Rester chez ses parents : une solution pour de nombreux jeunes adultes en France

Je ne veux pas rester dans cette cage dorée

Selon une étude de l’Injep de juin 2026, un quart des jeunes de plus de 23 ans vit encore chez ses parents en France. La précarisation croissante du milieu étudiant, la crise du logement et l’instabilité des jeunes actifs sont principalement mises en cause dans le retardement de la décohabitation.

Benjamin Smith, étudiant de 21 ans en licence de philosophie à Nancy, partage son ressenti : « Honnêtement ce qui me manque le plus, c’est de pouvoir avancer« . L’âge moyen du départ du domicile parental s’élève à 23,8 ans en France, contre 22 ans dans les pays nordiques et 30 ans en Italie et en Espagne, selon une étude d’Eurostat. Ce retardement dans la décohabitation a augmenté de plus de 10 % depuis 2014, d’après la Fondation Abbé Pierre. Benjamin souligne : « Je ne veux pas rester dans cette cage dorée« .

Les jeunes Français sont confrontés à une instabilité et un manque de ressources, rendant difficile leur départ du domicile familial. Selon le rapport de l’Unef de 2026, le coût de la vie étudiante a augmenté de 35 % depuis 2017. Habiter chez ses parents n’est pas sans défis, notamment en termes de vie sociale et académique. Une étude de l’institut Harris a révélé que 91 % des étudiants vivant chez leurs parents estiment que cela affecte leur réussite scolaire, en raison du manque de temps et de la fatigue des trajets.

La sécurité et l’accès au marché du travail représentent des obstacles majeurs pour ces jeunes. Un quart de ceux qui n’ont jamais quitté le domicile parental ne sont ni en emploi, ni en formation, souvent issus de milieux populaires. Cela réduit considérablement leurs perspectives d’investissement et de location.
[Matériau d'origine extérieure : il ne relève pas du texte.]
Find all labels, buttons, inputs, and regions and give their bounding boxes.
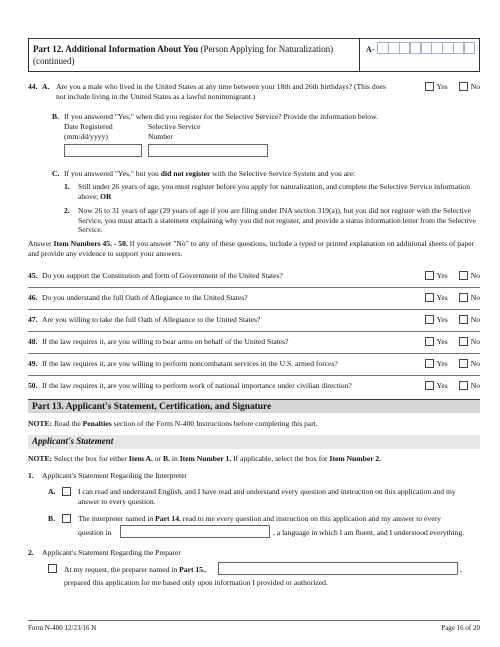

Malgré cela, de nombreux jeunes actifs vivent encore chez leurs parents. Un sur cinq est en contrat à durée déterminée (CDD), comme Benjamin, qui travaille à temps partiel dans un restaurant. Un tiers des jeunes est en contrat à durée indéterminée (CDI), selon l’Injep. Cependant, leurs revenus sont souvent insuffisants pour envisager un logement indépendant dans le parc immobilier français.

Rester chez ses parents permet aussi d’épargner, ce qui est crucial pour accéder à la propriété. Benjamin a réaménagé une dépendance dans le jardin de ses parents, où il se sent plus autonome. Sa mère, Anja Smith, soutient son projet d’épargne pour préparer son départ : « On souhaite maintenant qu’il puisse avancer dans la vie« .

Le soutien économique parental est essentiel pour la stabilité des jeunes. Une étude de l’Insee indique qu’une majorité des 18 à 24 ans reçoit une aide financière de leurs parents, mais ce soutien diminue avec le temps. Les jeunes issus de milieux populaires bénéficient moins de cette aide, ce qui les pousse à cohabiter plus longtemps.

Benjamin évoque les loyers à Nancy, où un appartement de 40 m² coûte au moins 400 à 500 euros, sans compter les charges. Alors que le nombre d’étudiants a été multiplié par dix depuis 1960, l’offre de logements sociaux reste insuffisante. En 2023, la France ne proposait que 245 000 logements sociaux pour étudiants, soit 8,2 places pour 100 étudiants, selon la Cour des comptes. Cette situation pénalise particulièrement ceux dont les parents vivent en zone rurale, comme Vinh Anh, étudiant en STAPS, qui doit payer un loyer en ville pour ses études.

La moitié des jeunes de 18 ans dont les parents habitent à la campagne ont déjà quitté le foyer, contre seulement 16 % en milieu urbain, selon l’Insee.

Source : Injep, Eurostat, Unef, Insee, Cour des comptes.